In that respect I get it. I wouldn’t even expect Wish it many other spells to be in a CRPG or if it was, it would be way more limited (as they would obviously only program so many actions you could even make). The rules always break down in a CRPG when the PnP game has next to no limits with imagination. A computer game has to be thought about in advance, with limited ability to flex on things that might make sense in the moment that can be ruled on the fly. Not to mention different interpretations of vaguer/not well written rules.
I’ve heard that high level D&D sucks ever since I got into D&D back in 2e, so I don’t know if 5e truly sucks, or it’s just continued player sentiment toward something that’s always been, IMO, misunderstood.
Personally, I fucking love epic level shit. Starting at 20 and using the epic level book to go further is awesome. The problem I see, though, is DMs quite often don’t think epic enough. They think too small scale and it sucks for everyone because
There’s a lot to keep track of on a single character. So many spells and abilities at that point, and if you’ve never really played a lot of high level stuff, you can get choice paralysis or just not know how some of your stuff really works.
Strength. What’s a challenge? Quite often when I see what others are using in their high level campaigns, they are just poorly balanced large scale battles or a single big monster and not really thought out. If your party has close to God like powers, they should be fighting actual gods.
I remember things like… Different ammo types in Fallout not actually working correctly. Armor Piercing rounds actually do less damage because the calculation is fucked up in the code. Or the biggest fuck up: The slides playing incorrectly if you manage to solve the Gecko/Vault City issue flawlessly. It still plays the ending cards as if you sided with Vault City, instead of getting them to work together peacefully by replacing the president of VC.
Many infinity engine RPGs have game breaking scripting bugs that needed patching or still haven’t been fixed even through user mods.
Anarchy Online straight up couldn’t be installed because the physical media was screwed up. Bought it day 1; didn’t play it until a full year after release when they finally put a fixed installer up for download.

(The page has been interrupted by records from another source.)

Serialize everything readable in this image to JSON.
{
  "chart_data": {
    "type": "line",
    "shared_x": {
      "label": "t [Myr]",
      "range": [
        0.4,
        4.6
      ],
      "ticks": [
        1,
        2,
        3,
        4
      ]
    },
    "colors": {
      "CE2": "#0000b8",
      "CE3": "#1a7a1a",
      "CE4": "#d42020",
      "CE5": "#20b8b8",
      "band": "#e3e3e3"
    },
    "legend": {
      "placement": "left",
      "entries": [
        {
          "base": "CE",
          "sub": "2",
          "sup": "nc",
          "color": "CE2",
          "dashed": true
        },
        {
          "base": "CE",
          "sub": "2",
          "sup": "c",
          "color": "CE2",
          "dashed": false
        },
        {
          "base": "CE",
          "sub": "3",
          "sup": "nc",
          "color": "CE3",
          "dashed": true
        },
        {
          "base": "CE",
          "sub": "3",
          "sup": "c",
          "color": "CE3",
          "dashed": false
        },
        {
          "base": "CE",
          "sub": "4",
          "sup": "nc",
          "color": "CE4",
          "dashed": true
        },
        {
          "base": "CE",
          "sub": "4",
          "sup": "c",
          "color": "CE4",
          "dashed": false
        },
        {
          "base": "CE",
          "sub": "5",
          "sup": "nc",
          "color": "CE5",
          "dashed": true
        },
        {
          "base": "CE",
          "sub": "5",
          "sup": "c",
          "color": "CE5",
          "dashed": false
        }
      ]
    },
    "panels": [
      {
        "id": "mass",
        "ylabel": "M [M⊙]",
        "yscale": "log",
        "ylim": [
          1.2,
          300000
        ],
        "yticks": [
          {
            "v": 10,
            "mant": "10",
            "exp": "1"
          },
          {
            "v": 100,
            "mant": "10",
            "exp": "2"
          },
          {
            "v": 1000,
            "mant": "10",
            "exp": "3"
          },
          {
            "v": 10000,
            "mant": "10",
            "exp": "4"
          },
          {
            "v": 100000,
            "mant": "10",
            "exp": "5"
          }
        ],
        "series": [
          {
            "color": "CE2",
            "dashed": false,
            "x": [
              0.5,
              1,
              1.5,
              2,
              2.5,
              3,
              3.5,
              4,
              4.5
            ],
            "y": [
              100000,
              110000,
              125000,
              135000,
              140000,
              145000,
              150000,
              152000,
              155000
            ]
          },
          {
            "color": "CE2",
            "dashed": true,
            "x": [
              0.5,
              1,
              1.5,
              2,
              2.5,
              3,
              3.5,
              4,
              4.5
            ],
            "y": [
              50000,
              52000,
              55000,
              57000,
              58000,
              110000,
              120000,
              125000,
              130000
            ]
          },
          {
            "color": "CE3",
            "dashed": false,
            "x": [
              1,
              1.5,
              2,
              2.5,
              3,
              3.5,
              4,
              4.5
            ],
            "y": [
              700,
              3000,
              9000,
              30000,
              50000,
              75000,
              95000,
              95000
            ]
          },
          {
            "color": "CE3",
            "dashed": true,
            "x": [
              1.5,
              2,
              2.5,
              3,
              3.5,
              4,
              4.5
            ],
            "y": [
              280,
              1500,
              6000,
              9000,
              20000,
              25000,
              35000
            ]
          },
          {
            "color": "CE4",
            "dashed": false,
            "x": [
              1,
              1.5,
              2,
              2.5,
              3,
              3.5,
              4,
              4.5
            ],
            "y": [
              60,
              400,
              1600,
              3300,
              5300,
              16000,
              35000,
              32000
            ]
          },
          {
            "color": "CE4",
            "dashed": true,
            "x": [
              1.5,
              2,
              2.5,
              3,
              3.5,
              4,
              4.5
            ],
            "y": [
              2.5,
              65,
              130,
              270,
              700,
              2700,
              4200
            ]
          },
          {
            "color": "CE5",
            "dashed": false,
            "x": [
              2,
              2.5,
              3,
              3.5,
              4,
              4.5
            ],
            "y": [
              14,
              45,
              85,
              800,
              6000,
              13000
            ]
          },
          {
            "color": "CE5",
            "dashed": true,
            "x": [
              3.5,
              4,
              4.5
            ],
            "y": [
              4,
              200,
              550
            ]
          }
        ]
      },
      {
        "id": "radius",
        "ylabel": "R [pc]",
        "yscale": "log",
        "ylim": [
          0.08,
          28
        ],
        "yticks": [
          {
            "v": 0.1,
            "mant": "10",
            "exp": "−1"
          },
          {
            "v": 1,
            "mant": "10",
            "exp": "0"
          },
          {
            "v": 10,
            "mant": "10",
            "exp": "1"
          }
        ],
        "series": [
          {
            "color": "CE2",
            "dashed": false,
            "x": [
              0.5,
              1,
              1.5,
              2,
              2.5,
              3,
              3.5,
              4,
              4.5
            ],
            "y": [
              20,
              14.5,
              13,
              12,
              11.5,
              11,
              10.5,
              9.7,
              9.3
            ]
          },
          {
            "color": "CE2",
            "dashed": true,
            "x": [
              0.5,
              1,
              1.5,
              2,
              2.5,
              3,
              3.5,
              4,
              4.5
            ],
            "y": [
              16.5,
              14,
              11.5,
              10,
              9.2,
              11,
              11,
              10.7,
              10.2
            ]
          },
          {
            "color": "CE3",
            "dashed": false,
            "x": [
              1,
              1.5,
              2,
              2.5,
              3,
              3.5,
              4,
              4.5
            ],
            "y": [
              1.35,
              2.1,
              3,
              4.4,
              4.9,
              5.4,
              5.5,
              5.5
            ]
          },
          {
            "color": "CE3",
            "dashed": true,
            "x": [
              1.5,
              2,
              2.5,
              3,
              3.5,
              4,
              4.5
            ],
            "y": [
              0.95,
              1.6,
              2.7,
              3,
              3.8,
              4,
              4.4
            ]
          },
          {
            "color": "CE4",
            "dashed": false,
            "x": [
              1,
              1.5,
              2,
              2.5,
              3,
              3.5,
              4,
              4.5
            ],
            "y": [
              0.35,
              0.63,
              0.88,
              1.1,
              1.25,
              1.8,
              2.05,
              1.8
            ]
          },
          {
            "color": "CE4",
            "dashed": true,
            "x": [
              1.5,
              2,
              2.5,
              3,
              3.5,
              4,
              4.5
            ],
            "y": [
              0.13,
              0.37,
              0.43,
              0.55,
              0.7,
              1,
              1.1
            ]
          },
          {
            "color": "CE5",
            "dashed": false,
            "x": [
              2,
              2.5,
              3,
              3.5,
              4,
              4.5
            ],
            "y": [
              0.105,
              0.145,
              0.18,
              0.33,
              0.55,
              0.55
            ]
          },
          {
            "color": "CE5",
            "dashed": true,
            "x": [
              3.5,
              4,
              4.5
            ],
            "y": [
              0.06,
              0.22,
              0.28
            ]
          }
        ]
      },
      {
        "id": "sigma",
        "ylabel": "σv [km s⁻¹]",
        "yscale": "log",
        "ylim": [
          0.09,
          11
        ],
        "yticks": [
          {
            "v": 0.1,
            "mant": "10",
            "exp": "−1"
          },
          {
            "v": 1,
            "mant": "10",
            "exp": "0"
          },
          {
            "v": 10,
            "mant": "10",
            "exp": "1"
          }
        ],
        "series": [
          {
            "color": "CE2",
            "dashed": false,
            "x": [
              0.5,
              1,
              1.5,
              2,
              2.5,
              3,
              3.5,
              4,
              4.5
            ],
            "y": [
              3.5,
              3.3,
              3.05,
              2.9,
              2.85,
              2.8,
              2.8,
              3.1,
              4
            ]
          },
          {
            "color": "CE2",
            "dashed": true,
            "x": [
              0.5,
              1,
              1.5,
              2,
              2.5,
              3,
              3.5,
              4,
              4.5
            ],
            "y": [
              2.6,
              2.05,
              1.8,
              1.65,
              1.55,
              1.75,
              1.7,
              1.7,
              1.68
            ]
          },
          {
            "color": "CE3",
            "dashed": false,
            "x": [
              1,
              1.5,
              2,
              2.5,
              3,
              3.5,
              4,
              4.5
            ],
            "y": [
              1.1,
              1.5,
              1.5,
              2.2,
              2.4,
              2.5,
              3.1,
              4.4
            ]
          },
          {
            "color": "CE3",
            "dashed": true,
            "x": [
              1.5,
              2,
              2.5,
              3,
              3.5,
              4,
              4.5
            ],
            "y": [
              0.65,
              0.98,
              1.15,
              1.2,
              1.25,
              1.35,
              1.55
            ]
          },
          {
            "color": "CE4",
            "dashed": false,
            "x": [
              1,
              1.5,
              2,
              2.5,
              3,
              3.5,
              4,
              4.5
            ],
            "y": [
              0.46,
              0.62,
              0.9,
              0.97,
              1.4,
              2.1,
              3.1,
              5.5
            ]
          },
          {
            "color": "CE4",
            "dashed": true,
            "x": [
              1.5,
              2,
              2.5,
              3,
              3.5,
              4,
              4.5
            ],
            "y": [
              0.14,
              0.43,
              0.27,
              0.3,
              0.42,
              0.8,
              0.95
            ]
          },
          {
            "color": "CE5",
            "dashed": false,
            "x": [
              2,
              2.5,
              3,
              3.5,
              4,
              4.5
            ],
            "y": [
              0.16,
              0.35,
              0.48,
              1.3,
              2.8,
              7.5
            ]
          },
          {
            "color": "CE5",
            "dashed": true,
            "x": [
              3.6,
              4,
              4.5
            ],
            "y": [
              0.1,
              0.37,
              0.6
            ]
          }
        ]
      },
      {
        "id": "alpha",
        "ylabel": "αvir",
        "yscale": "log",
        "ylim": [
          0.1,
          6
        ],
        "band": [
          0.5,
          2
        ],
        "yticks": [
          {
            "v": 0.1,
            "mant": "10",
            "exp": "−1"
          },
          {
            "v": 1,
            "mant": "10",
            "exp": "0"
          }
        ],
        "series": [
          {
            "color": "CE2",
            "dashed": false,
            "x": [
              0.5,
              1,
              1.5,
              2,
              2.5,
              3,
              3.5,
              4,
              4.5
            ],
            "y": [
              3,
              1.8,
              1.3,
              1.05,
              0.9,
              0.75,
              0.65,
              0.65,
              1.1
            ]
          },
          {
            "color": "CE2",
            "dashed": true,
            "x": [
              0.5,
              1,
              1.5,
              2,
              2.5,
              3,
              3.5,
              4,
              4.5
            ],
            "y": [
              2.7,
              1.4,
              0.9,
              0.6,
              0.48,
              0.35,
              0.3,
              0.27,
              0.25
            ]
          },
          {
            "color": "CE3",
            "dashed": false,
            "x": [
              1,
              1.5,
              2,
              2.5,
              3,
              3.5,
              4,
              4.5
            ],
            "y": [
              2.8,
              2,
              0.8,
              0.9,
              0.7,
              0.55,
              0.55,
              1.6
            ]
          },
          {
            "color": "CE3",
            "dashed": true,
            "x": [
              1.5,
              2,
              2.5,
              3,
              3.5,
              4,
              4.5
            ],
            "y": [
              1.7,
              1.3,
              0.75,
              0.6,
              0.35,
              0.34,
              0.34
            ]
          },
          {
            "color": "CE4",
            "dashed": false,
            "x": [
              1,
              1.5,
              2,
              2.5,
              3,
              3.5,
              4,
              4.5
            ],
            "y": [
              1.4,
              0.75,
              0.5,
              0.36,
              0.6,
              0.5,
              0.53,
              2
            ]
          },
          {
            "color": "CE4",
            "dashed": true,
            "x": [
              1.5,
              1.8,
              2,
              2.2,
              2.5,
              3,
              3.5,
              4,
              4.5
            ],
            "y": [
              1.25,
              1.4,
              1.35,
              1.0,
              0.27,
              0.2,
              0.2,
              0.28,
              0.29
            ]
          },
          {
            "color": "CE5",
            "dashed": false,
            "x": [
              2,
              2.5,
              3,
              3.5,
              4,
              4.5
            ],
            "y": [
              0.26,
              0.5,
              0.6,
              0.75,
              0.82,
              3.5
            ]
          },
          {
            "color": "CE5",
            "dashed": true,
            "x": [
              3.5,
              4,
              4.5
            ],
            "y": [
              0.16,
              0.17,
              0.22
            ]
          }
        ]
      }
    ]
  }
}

World of Warcraft: Burning Crusade had an issue much like AO’s, with physical media being printed incorrectly and not working.
Just go and find playthroughs of some of these old classics. They just work around the issues. That’s what you had to do. In some cases, like soloing BG1 and 2, these issues were the only reason challenges were possible. lol
Ah yeah, I guess that is true. I think Nintendo really clamped down on quality assurance due to the fact they rose up from the ashes of the Atari era and the global video game crash of the 80’s, that was directly attributed to a lack of quality assurance in the industry.
PC games, though… Oh boy. They were doing way more cool stuff, taking the tech to its limit, but they also tended to be smaller teams from garage companies, so had less resources for QA. Though it still was pretty rare to get a brand new game that straight up didn’t work. I think the only time that had ever happened to me was with Anarchy Online. I bought it retail the day of launch; that shit didn’t even install correctly. I couldn’t play it for a whole year, at which point they patched it and also put up a digital download cuz the physical media was botched.
I still haven’t played 5e on paper. Just BG3. I am a 3.5/Pathfinder lover. I know those rules and lore way more since I’ve played it for years. Feels weird to stop now.
I had a laugh when everyone had !'s and I go talk to them and they are all commenting on the death of Shadowhart, but every single time, you can see Shadowhart just vibing in the background because I prevented Lae’zel from killing her.
I think it’s kind of just an archaic holdover. They have a deadline for publishing the game physically, and while it usually extends to digitally as well, you can update the digital thing. If you get the game directly on Steam or something, you probably won’t even notice the day 1 patch being installed on top of the game, since in many cases it is integrated with the main download and not separate patches you get sequentially.
All day 1 patches truly mean is that they continue working on the game even after the deadline to begin printing the physical copies in time for release.
The differences in playing at launch vs after patch 1 are insane. My first time through the game, I kept thinking things were a little off and just thought it was simply weird writing that assumed too narrow of a range of player actions. Turns out half of the shit I was doing was accounted for, but the scripts or cutscenes weren’t triggering properly.
I had gotten through the entire game pretty early because of my obsessive way of gaming, and tried to bring up all the broken shit a bunch of times and was downvoted and dismissed as contrarian.
I don’t really want to hear my character talk in an RPG where I am making the character and supposedly have my own background, look and sound in mind and am the one selecting what that character says. Unless if they have tons of different voices, like old Bioware RPGs did, I would prefer to just read it myself and give whatever voice I want. It immerses me in the game much more, where I feel like the character I am playing because I am given opportunity to say the dialogue choices my self.